Nicole Murray also has extensive experience in digital content strategy, content development, and social media marketing. She has developed, lead, and contributed to a number of custom campaigns for leading brands such as Comcast’s African American digital and social initiatives, The Toyota Green Initiative, General Mills’ Feedings Dreams campaign, and P&G.
Nicole Murray, Autumns Child Interview:
- Describe your book Autumn’s Child in 30 words or less.
A journey of lost faith, renewed friendships, family sacrifices and, sexual compromise. Autumn’s Child chronicles the life of a young lady’s battle through reality after her parents pass away.
2. What messages are you sending through your writing? The message that I am sending through Autumn’s Child is that life doesn’t come with a tutorial or handbook. We are here on this earth with what God gave us, everything that surrounds us we experience and consume which make up the landscape of who we are. Each day it is up to us, as individuals, to take the faith and determination we were born with, as well as the surrounding elements that play a role in our existence and make this life work to the best of our ability. This is what Layla, in Autumn’s Child, struggles with. Her fear of becoming the demise of her own destiny. The only question the reader is left to answer at the end of the book is, “What would you do?”
3. What /who inspires you? I craft fiction from real emotion. The characters that I create are imaginary but the feelings are real. I strive to connect the reader with the feelings of the characters, not necessarily the characters themselves. Also, reading good books inspires me, and being surrounded by creative people who possess a stroke of divine genius. I am inspired to write, to put pen to pad, when I read or hear someone speak with a distinct purpose that touches home for me. I write when I feel the need to express.
4. What made you start writing and decide to self-publish? Autumn’s Child was birthed from a short story I wrote in College. I found myself wanting to know more about Layla, the main character. I recall thinking about her and her life and just started writing. I’ve always enjoyed writing and developing fictional characters but Layla held a personal connection in that I felt for her as if she was a real person. That is when I decided to expand on the story and turn it into a novel. I self-published because I believe in the story Autumn’s Child, and I believe in myself. It’s a new age; you have to take your goals into your own hands.

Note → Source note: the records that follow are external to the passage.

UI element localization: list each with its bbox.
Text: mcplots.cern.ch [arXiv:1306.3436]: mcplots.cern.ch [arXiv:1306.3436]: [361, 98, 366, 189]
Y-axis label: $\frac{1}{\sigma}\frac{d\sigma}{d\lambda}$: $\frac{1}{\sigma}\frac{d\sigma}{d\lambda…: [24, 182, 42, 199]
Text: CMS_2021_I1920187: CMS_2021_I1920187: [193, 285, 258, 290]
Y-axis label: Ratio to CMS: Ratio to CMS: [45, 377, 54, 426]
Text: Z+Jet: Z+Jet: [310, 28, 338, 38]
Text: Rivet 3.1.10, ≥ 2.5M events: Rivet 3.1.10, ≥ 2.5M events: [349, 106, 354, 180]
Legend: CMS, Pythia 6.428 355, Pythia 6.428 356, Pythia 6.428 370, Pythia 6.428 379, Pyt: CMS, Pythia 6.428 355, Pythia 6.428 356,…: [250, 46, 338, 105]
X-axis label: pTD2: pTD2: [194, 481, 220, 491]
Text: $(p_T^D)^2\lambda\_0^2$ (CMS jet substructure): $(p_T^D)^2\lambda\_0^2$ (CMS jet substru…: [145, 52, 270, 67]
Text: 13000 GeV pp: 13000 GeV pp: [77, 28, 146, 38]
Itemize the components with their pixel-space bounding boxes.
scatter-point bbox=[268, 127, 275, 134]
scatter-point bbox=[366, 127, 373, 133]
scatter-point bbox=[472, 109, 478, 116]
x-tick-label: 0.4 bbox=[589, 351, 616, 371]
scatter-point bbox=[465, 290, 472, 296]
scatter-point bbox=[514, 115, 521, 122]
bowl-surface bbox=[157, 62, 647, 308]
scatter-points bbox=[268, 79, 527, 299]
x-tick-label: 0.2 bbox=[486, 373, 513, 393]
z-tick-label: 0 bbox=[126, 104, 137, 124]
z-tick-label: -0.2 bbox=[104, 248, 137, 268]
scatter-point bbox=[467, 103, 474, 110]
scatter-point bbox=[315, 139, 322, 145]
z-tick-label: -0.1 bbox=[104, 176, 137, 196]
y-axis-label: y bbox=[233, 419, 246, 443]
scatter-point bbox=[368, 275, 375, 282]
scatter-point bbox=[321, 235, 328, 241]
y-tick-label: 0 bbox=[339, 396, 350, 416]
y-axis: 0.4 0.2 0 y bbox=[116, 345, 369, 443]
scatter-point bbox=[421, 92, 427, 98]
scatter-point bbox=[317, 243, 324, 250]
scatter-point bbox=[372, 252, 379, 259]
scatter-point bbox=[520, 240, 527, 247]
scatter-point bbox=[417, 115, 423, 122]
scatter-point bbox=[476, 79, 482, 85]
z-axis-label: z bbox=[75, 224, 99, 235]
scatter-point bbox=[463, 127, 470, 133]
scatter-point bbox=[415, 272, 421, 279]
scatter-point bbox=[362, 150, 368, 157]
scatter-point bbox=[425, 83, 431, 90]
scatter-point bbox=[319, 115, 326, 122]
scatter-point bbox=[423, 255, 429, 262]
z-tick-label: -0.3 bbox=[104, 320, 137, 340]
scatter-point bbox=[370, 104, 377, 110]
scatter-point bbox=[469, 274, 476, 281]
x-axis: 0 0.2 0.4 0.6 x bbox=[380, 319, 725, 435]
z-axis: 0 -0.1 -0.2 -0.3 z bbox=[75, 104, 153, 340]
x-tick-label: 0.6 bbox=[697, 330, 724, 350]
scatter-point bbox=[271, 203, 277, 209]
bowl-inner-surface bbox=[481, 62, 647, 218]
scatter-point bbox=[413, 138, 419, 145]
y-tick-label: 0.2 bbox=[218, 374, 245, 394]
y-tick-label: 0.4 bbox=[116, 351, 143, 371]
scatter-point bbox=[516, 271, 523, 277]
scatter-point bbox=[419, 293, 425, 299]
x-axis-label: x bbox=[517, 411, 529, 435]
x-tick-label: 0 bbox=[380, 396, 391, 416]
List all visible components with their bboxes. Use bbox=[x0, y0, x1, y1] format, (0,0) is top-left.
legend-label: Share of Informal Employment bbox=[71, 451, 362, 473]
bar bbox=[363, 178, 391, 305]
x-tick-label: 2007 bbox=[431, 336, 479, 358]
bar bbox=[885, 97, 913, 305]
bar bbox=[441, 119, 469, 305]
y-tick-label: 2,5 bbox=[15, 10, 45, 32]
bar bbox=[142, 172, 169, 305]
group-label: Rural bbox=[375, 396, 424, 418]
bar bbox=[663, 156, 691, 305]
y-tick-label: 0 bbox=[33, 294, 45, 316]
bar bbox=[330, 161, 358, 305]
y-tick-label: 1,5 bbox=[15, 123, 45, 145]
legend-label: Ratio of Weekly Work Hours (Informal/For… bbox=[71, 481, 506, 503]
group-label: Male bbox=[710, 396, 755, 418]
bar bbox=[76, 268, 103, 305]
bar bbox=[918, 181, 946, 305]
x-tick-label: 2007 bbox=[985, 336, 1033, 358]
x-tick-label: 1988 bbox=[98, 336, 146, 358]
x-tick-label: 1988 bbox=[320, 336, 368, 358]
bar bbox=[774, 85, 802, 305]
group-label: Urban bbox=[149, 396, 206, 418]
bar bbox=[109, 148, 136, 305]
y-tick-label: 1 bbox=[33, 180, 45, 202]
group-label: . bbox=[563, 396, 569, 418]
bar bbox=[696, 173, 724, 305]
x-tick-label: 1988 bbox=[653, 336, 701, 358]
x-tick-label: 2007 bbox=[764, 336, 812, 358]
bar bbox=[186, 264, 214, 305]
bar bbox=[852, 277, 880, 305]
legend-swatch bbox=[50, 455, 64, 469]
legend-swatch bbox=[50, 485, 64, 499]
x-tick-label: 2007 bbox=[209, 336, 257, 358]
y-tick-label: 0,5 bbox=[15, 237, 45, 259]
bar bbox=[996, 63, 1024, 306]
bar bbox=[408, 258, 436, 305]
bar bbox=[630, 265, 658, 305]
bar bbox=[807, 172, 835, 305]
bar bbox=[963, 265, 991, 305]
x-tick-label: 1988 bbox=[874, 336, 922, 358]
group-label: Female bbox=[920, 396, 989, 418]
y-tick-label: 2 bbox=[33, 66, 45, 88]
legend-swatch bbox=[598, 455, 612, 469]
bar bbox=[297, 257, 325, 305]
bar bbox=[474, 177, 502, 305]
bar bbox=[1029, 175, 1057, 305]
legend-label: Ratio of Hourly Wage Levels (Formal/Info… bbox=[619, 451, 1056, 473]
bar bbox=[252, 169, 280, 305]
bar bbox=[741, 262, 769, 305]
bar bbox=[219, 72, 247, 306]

5. What was the hardest part of writing your book? Editing. Writing is the easy part; it is simply getting those feelings, characters, thoughts, and circumstances out of your head. The hard part is to make it make sense to someone beside your own imagination. To critique yourself and accept critique from others. Creative writing is exposing parts of who you are that other people don’t see and actually may not understand or appreciate. It is the manifestation of your imagination which so many people run from. For me, accepting the duty and desire to express what I felt for all of the characters in Autumn’s Child was difficult. I felt for them like I feel for my own loved ones.
6. What books have had the greatest influence on you? When I picked up White Oleander by Janet Fitch I knew that I had a duty to write and express. I connected. Kite Runner, and A Thousand Splendid Suns by Khaled Hosseini was a life changer for me, I cried reading that book, and I don’t cry often. Love Medicine by Louise Erdrich has amazing prose. I realized after reading that book that life is a stream of poetic moments. And of course, The Bluest Eye by Maya Angelou, which is self-explanatory. The Bluest Eye is actually #1 on the list.
7. What plans do you have for the future as a writer? My plan is where ever the creator leads me, but if I have a say so in the matter, I am currently working on a short film with my creative partner. I am working on another novel that is completely different than Autumn’s Child, but just as relevant. I am also gearing up to start writing TV and feature film. I have a few ideas in the works now and we’ll see where it goes from there.